We investigate the stability of a partially ionized, differentially rotating, diffusive disc threaded by both azimuthal and vertical magnetic field. The general stability criterion of such a disc in the presence of axisymmetric fluctuations can be stated purely in terms of ambipolar and Hall diffusivities. It is shown that the disc is magnetorotationally unstable if the sum of scaled ambipolar and Hall diffusivities is larger than some numerical constant determined by the rotation profile of the disc. This criterion suggests that subthermal diffusive discs are always unstable to almost radial fluctuations.

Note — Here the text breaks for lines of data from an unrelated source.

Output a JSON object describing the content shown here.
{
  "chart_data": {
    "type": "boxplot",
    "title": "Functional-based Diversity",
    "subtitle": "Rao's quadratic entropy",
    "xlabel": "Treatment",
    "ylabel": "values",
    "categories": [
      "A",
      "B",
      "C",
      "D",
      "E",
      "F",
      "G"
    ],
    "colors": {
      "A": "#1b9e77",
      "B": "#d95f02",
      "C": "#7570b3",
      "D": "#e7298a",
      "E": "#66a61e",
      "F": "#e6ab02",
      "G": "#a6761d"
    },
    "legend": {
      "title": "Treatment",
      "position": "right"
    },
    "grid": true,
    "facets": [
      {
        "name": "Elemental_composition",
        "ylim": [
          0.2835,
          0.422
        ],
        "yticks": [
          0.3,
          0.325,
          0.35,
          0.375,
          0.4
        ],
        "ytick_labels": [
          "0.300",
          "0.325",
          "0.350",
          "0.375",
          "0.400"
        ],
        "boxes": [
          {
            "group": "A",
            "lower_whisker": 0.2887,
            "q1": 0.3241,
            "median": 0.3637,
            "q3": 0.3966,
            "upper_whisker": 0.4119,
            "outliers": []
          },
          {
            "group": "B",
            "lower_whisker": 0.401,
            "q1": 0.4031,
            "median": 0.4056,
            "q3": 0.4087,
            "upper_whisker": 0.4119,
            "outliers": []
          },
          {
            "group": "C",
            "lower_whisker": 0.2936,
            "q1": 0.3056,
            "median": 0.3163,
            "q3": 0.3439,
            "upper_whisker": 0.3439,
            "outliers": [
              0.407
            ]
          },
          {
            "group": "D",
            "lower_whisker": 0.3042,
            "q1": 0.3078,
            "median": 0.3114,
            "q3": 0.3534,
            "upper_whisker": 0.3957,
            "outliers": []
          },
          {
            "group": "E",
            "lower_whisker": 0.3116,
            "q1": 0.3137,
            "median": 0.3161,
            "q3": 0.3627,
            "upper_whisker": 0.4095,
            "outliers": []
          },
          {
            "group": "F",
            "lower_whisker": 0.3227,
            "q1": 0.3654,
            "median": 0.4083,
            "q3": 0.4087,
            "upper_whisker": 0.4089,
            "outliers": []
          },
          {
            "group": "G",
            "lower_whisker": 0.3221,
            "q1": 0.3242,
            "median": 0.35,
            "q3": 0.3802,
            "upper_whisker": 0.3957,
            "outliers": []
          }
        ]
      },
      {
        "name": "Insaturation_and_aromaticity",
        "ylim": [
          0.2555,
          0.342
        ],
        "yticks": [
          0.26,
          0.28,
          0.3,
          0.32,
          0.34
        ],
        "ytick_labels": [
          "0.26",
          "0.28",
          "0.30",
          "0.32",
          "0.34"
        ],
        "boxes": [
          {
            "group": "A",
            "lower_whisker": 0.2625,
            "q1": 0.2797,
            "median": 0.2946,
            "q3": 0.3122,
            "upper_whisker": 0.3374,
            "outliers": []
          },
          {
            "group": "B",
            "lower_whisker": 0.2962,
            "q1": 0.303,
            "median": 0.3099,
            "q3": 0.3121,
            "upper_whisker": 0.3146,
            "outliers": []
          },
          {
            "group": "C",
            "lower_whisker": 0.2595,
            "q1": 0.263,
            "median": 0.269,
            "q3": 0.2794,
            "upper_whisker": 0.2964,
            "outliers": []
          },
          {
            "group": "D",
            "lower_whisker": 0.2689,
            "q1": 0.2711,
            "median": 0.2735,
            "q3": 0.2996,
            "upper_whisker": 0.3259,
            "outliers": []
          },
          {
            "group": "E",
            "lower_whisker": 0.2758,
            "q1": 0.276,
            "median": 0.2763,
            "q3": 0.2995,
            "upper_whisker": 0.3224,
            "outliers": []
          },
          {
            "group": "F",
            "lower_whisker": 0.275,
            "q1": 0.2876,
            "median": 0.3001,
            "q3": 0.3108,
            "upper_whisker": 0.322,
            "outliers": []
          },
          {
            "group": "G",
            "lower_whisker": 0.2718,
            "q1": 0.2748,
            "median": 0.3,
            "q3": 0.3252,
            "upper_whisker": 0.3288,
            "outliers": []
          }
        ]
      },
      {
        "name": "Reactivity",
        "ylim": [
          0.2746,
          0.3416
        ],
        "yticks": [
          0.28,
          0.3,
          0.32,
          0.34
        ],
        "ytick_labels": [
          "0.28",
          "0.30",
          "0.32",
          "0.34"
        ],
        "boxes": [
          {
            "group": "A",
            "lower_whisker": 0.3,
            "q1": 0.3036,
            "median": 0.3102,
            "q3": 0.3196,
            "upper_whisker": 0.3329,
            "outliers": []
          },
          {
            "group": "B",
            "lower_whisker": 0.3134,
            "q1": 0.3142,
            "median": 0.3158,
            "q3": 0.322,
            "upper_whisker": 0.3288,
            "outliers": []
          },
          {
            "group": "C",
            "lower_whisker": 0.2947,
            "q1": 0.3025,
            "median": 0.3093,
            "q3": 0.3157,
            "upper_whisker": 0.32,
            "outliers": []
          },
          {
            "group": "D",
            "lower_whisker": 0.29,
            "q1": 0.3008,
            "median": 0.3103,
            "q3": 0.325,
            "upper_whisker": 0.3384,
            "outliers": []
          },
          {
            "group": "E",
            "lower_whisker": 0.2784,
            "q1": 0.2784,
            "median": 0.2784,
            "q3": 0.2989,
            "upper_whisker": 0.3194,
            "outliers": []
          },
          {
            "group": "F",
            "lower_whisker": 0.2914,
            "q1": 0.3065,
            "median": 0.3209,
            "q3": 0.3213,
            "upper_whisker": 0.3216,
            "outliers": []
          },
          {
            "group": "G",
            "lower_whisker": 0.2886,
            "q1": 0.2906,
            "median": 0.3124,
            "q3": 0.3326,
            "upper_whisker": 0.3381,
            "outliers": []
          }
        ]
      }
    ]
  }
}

The field geometry and obliqueness of the wavevector (encapsulated together in the topological factor g) play the dual role of not only assisting magnetorotational instability (MRI) in an ambipolar-dominated disc but also making the otherwise stable region in an Hall–ambipolar diffusion plane unstable.
The vertical magnetic field and transverse Alfvén fluctuations are fundamental to MRI in Hall–Ohm diffusion dominated discs. The disc having both azimuthal and vertical field in the presence of oblique axisymmetric fluctuations can be mapped to a purely vertical field threaded disc with purely vertical wavenumber. Although azimuthal field and obliqueness of wavevector rescale the growth rate and window of instability, such a scaling permits MRI to operate much closer to the midplane in a Hall–Ohm dominated disc than is otherwise possible for a purely vertical field threaded disc.
The maximum MRI growth rate in the ambipolar diffusion dominated disc is proportional to the topological factor g. For long wavelength fluctuations the maximum growth rate is two-fifths of the ideal magnetohydrodynamic (MHD) case (3/4Ω). The short wavelength fluctuations are likely to be damped by the diffusion.
The diffusive discs are prone to a new kind of MRI – the diffusive MRI which has no counterpart in non-diffusive discs. The diffusive MRI is caused by interplay between advection and diffusion of the field. However, since differential rotation of the disc is also at the heart of diffusive MRI, the maximum growth rate of the instability is identical to the ideal MHD case.
The excessively diffusive accretion discs in addition can also become unstable due to interplay between differential rotation and field diffusion. The ensuing diffusive instability grows at the same maximum rate as MRI. However, the transport of angular momentum in the disc may not be efficient due to diffusion instability.